São Paulo, June 13, 2023 – Azul S.A., (B3: AZUL4, NYSE: AZUL) (“Azul” or the “Company”) announces today that its subsidiary, Azul Investments LLP (“Issuer”), has launched offers to exchange (“Exchange Offers”): (i)  the 5.875% Senior Notes due 2024 issued by the Issuer (“Existing 2024 Notes”) for 11.500% Senior Secured Second Out Notes due 2029 (“New 2029 Notes”); and (ii) the 7.250% Senior Notes due 2026 issued by the Issuer (“Existing 2026 Notes”) for 10.875% Senior Secured Second Out Notes due 2030 (“New 2030 Notes”). The Exchange Offers will be made only to eligible holders of the Existing Notes.

Azul has entered into a Transaction Support Agreement (“TSA”) dated June 13, 2023, with an ad hoc group of holders of Existing Notes (the “Supporting Noteholders”). Subject to the terms and conditions set forth in the TSA, the Supporting Noteholders have agreed to tender their Existing Notes in the Exchange Offers. The Supporting Noteholders represent 65.5% of the aggregate principal amount of the Existing 2024 Notes and 65.8% of the aggregate principal amount of the Existing 2026 Notes outstanding as of the date hereof.

The Exchange Offers is part of the Company’s comprehensive and permanent restructuring plan to optimize its debt amortization profile and capital structure.

The New 2029 and 2030 Notes (“New Notes”) will be issued by Azul Secured Finance LLP, a newly-formed Delaware limited liability partnership that is a wholly-owned subsidiary of Azul Linhas Aéreas Brasileiras S.A. (“New Notes Issuer”).
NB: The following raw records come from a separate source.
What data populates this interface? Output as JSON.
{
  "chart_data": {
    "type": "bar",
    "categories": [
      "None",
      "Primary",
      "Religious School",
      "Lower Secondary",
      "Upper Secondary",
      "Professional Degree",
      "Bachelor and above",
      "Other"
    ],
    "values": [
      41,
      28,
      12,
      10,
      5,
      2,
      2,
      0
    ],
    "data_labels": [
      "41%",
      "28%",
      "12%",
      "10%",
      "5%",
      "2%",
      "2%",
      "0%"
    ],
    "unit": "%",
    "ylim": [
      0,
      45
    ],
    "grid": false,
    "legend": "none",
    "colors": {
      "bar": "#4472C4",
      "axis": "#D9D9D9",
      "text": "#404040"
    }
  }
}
The New Notes will be guaranteed by the Company and its subsidiaries Azul Linhas Aéreas Brasileiras S.A., IntelAzul S.A. and ATS Viagens e Turismo Ltda., as well as Azul IP Cayman Holdco Ltd. and Azul IP Cayman Ltd., to be incorporated prior to closing of the Exchange Offers (together, the “Guarantors” and, together with the New Notes Issuer, the “Obligors”). The New Notes will be secured by a shared collateral package that, with effect from the date of issuance of the New Notes, will secure the New Notes and certain other debt and other obligations of the Obligors. The payment priority relating to the New Notes and such other debt and other obligations will be established in an intercreditor agreement.

The offering of the New Notes pursuant to the Exchange Offers has not been and will not be registered under the Securities Act of 1933, as amended (the “Securities Act”) and may not be offered or sold absent registration under, pursuant to an exemption from, or in a transaction not subject to, the registration requirements of the Securities Act.

The New Notes have not been and will not be issued or placed, distributed, offered or traded in the Brazilian capital markets and the issuance of the New Notes and the Exchange Offers has not been nor will be registered with the Brazilian Securities Commission (“CVM”).

There can be no assurance that the conditions to either or both of the Exchange Offers will be satisfied or waived, or that either or both of the of the Exchange Offers will be consummated.

This communication is for information purposes only, in accordance with current legislation and shall not be interpreted or considered, for all legal purposes and effects, as an offering and/or promotional material for the New Notes.

Azul will keep investors and the general market updated on the progress of the Exchange Offers.